1. The utility model provides a glass bottle stress annealing system which characterized in that: the device comprises a conveying mechanism (1), a turning mechanism (2), a circulating mechanism (3) and an air blowing mechanism (4), wherein the turning mechanism (2) is arranged in the conveying mechanism (1), one end of the turning mechanism (2) is provided with the circulating mechanism (3) for hot air to flow, and one end of the circulating mechanism (3) is provided with the air blowing mechanism (4);

transport mechanism (1) is including stove (11), stove (11) lower extreme and bottom plate (12) fixed connection, bottom plate (12) lower extreme and stabilizer blade (13) fixed connection, bottom plate (12) upper end and first motor (14) fixed connection, first motor (14) one end and first pivot (15) fixed connection, first pivot (15) lateral wall and first bearing (16) fixed connection, first bearing (16) lateral wall and baffle (17) fixed connection, first pivot (15) one end rotates with baffle (17) to be connected, baffle (17) one end and rack (26) fixed connection, first pivot (15) lateral wall and rotation wheel (18) fixed connection, rotation wheel (18) lateral wall and conveyer belt (19) closely laminate, stove (11) one end and slide (110) sliding connection, connecting rod (21) one end and conveyer belt (19) fixed connection, connecting rod (21) one end and second bearing (22) fixed connection, turn over and still include second pivot (3) fixed connection (23), second pivot (23) fixed connection (23) side wall and second pivot (23) side wall (23) fixed connection, one end of the straight gear (25) is meshed with the rack (26), one end of the rack (26) is fixedly connected with the baffle (17), and the upper end of the roller (24) is tightly attached to the glass bottle (27).
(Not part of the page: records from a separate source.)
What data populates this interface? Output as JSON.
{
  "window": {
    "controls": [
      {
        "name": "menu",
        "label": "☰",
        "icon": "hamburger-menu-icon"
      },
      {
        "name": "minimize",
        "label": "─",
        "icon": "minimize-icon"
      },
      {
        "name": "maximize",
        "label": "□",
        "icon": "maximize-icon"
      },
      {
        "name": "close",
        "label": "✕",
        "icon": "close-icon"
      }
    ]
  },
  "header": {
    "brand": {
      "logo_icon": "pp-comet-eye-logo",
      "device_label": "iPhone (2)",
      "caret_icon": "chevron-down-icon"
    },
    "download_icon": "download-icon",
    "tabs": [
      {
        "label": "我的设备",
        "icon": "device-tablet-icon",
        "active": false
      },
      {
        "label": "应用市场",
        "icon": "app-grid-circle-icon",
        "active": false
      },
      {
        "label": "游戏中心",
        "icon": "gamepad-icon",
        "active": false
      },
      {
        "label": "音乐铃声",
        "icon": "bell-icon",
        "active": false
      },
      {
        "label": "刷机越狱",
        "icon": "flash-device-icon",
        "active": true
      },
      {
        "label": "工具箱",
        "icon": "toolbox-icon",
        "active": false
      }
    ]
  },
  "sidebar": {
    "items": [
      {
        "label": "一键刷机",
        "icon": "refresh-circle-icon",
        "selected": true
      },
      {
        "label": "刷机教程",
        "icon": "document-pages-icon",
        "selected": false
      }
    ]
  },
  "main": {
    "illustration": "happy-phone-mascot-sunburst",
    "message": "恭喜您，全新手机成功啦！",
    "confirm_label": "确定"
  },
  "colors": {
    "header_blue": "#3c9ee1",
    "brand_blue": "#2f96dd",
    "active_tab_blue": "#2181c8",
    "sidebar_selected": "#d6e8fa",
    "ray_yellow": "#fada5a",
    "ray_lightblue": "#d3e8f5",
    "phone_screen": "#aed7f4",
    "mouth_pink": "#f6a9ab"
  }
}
2. The glass bottle stress annealing system of claim 1, wherein: the circulating mechanism (3) comprises a second motor (31), the side wall of the second motor (31) is fixedly connected with the baffle (17), and one end of the second motor (31) is fixedly connected with a third rotating shaft (32).

3. The system of claim 2, wherein: the circulating mechanism (3) further comprises a third bearing (33), the side wall of the third rotating shaft (32) is fixedly connected with the third bearing (33), and the side wall of the third bearing (33) is fixedly connected with the baffle (17).

4. A glass bottle stress annealing system according to claim 3, wherein: the circulating mechanism (3) further comprises fan blades (34), one end of the third rotating shaft (32) is fixedly connected with the fan blades (34), and a connecting groove (35) is formed in the conveying belt (19).

5. The glass bottle stress annealing system of claim 4, wherein: the blowing mechanism (4) comprises a horn mouth (41), the side wall of the horn mouth (41) is fixedly connected with the conveying belt (19), and the upper end of the horn mouth (41) is fixedly connected with the connecting pipe (42).